Nessun “diritto” all'utero in affitto

Redazione

Con sentenza non definitiva, la Corte europea per i diritti dell’uomo di Strasburgo ha condannato l’Italia a pagare i danni a una coppia alla quale nel 2013 aveva tolto, per darlo in adozione, un bambino di nove mesi, che la coppia aveva cercato di iscrivere allo stato civile come proprio figlio, ma che in realtà era nato in Russia grazie alla pratica, vietata in Italia, dell’utero in affitto.

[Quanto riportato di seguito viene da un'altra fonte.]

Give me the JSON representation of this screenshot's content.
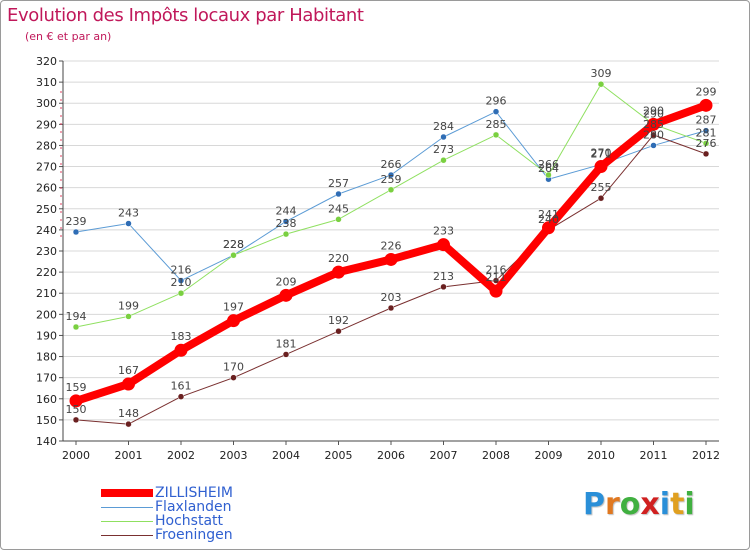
{
  "title": "Evolution des Impôts locaux par Habitant",
  "subtitle": "(en € et par an)",
  "logo": {
    "letters": [
      "P",
      "r",
      "o",
      "x",
      "i",
      "t",
      "i"
    ],
    "colors": [
      "#2a8fd8",
      "#e07820",
      "#40b040",
      "#d02020",
      "#2a8fd8",
      "#e0a020",
      "#40b040"
    ]
  },
  "chart_data": {
    "type": "line",
    "title": "Evolution des Impôts locaux par Habitant",
    "subtitle": "(en € et par an)",
    "xlabel": "",
    "ylabel": "",
    "ylim": [
      140,
      320
    ],
    "ytick_step": 10,
    "grid": "horizontal",
    "legend_position": "bottom-left",
    "categories": [
      "2000",
      "2001",
      "2002",
      "2003",
      "2004",
      "2005",
      "2006",
      "2007",
      "2008",
      "2009",
      "2010",
      "2011",
      "2012"
    ],
    "series": [
      {
        "name": "Flaxlanden",
        "color": "#5b9bd5",
        "marker": "#2f6db5",
        "width": 1,
        "values": [
          239,
          243,
          216,
          228,
          244,
          257,
          266,
          284,
          296,
          264,
          271,
          280,
          287
        ]
      },
      {
        "name": "Hochstatt",
        "color": "#8fe060",
        "marker": "#7ad040",
        "width": 1,
        "values": [
          194,
          199,
          210,
          228,
          238,
          245,
          259,
          273,
          285,
          266,
          309,
          290,
          281
        ]
      },
      {
        "name": "Froeningen",
        "color": "#7a3030",
        "marker": "#6a2020",
        "width": 1,
        "values": [
          150,
          148,
          161,
          170,
          181,
          192,
          203,
          213,
          216,
          240,
          255,
          285,
          276
        ]
      },
      {
        "name": "ZILLISHEIM",
        "color": "#ff0000",
        "marker": "#ff0000",
        "width": 8,
        "values": [
          159,
          167,
          183,
          197,
          209,
          220,
          226,
          233,
          211,
          241,
          270,
          290,
          299
        ]
      }
    ],
    "legend_order": [
      "ZILLISHEIM",
      "Flaxlanden",
      "Hochstatt",
      "Froeningen"
    ]
  }
}
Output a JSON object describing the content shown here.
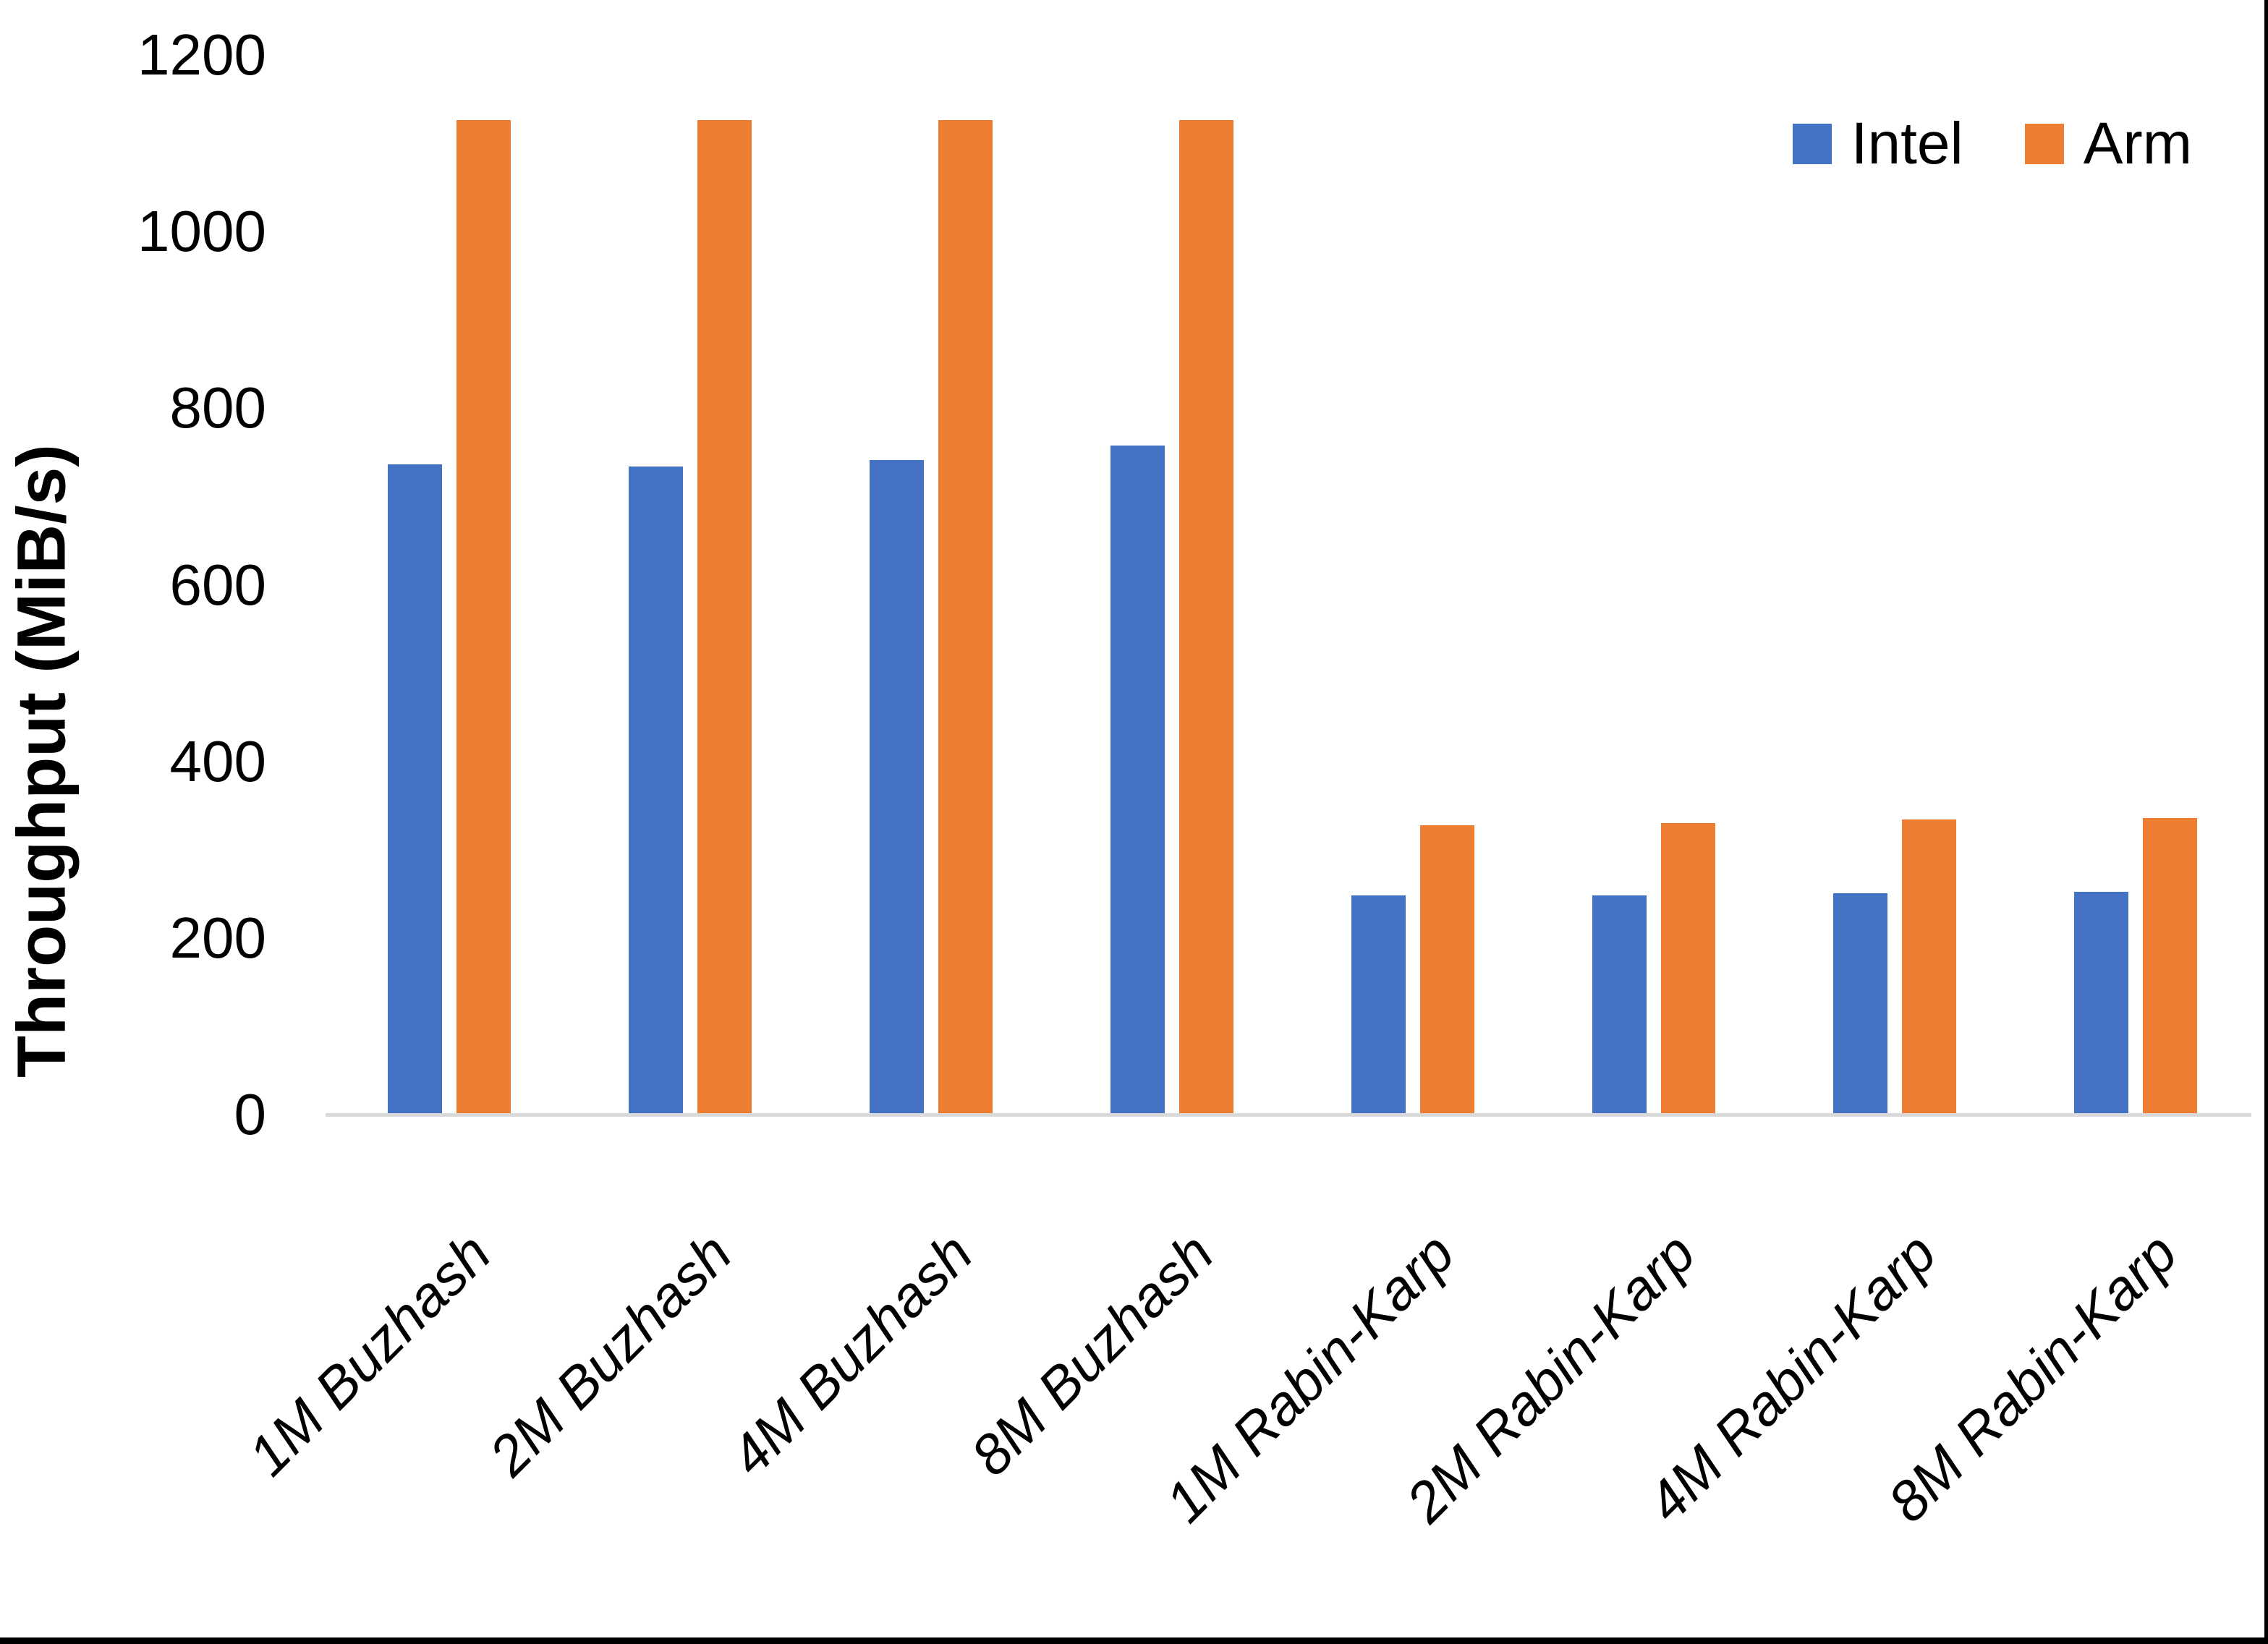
{
  "chart_data": {
    "type": "bar",
    "title": "",
    "ylabel": "Throughput (MiB/s)",
    "xlabel": "",
    "categories": [
      "1M Buzhash",
      "2M Buzhash",
      "4M Buzhash",
      "8M Buzhash",
      "1M Rabin-Karp",
      "2M Rabin-Karp",
      "4M Rabin-Karp",
      "8M Rabin-Karp"
    ],
    "series": [
      {
        "name": "Intel",
        "color": "#4472C4",
        "values": [
          736,
          734,
          741,
          758,
          248,
          248,
          251,
          252
        ]
      },
      {
        "name": "Arm",
        "color": "#ED7D31",
        "values": [
          1126,
          1126,
          1126,
          1126,
          328,
          330,
          334,
          336
        ]
      }
    ],
    "ylim": [
      0,
      1200
    ],
    "y_ticks": [
      0,
      200,
      400,
      600,
      800,
      1000,
      1200
    ],
    "grid": false,
    "legend_position": "top-right"
  },
  "colors": {
    "axis_line": "#D9D9D9",
    "text": "#000000",
    "background": "#FFFFFF",
    "page_border": "#000000"
  }
}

Con sentenza non definitiva, la Corte europea per i diritti dell’uomo di Strasburgo ha condannato l’Italia a pagare i danni a una coppia alla quale nel 2013 aveva tolto, per darlo in adozione, un bambino di nove mesi, che la coppia aveva cercato di iscrivere allo stato civile come proprio figlio, ma che in realtà era nato in Russia grazie alla pratica, vietata in Italia, dell’utero in affitto. C’è chi  si è affrettato ad annunciare che da Strasburgo arriva la ratifica di un “diritto a utilizzare una madre surrogata”. Non è così.

 

A leggere la sentenza, scopriamo che non vi si riconosce affatto un diritto a usare l’utero in affitto da parte di chi vuole aggirare il divieto nel proprio paese, né si riconosce valore al contratto stipulato tra la “fornitrice” di utero russa e la coppia italiana. Si afferma invece che il “superiore interesse del bambino”, che viveva già da nove mesi con i genitori putativi, era di rimanere con loro, che pure non hanno alcun legame biologico con lui. Non si giustificherebbe, a cose fatte, la “misura estrema” del suo allontanamento da quel nucleo: in quest’ultima circostanza si ravvisa l’indebita “ingerenza nella vita famigliare”, per la quale l’Italia dovrà pagare alla coppia ventimila euro. La sentenza aggiunge però che, sempre  in nome della tutela del prevalente interesse del minore, non esiste alcun obbligo di restituire il bambino alla coppia, perché il piccolo avrà nel frattempo “certamente sviluppato legami affettivi con la famiglia adottiva”. Questo per quanto riguarda le questioni di diritto. Sul resto – la deriva mercificante che porta a considerare “diritto” comprare un bambino – parlano i fatti, prima ancora delle sentenze.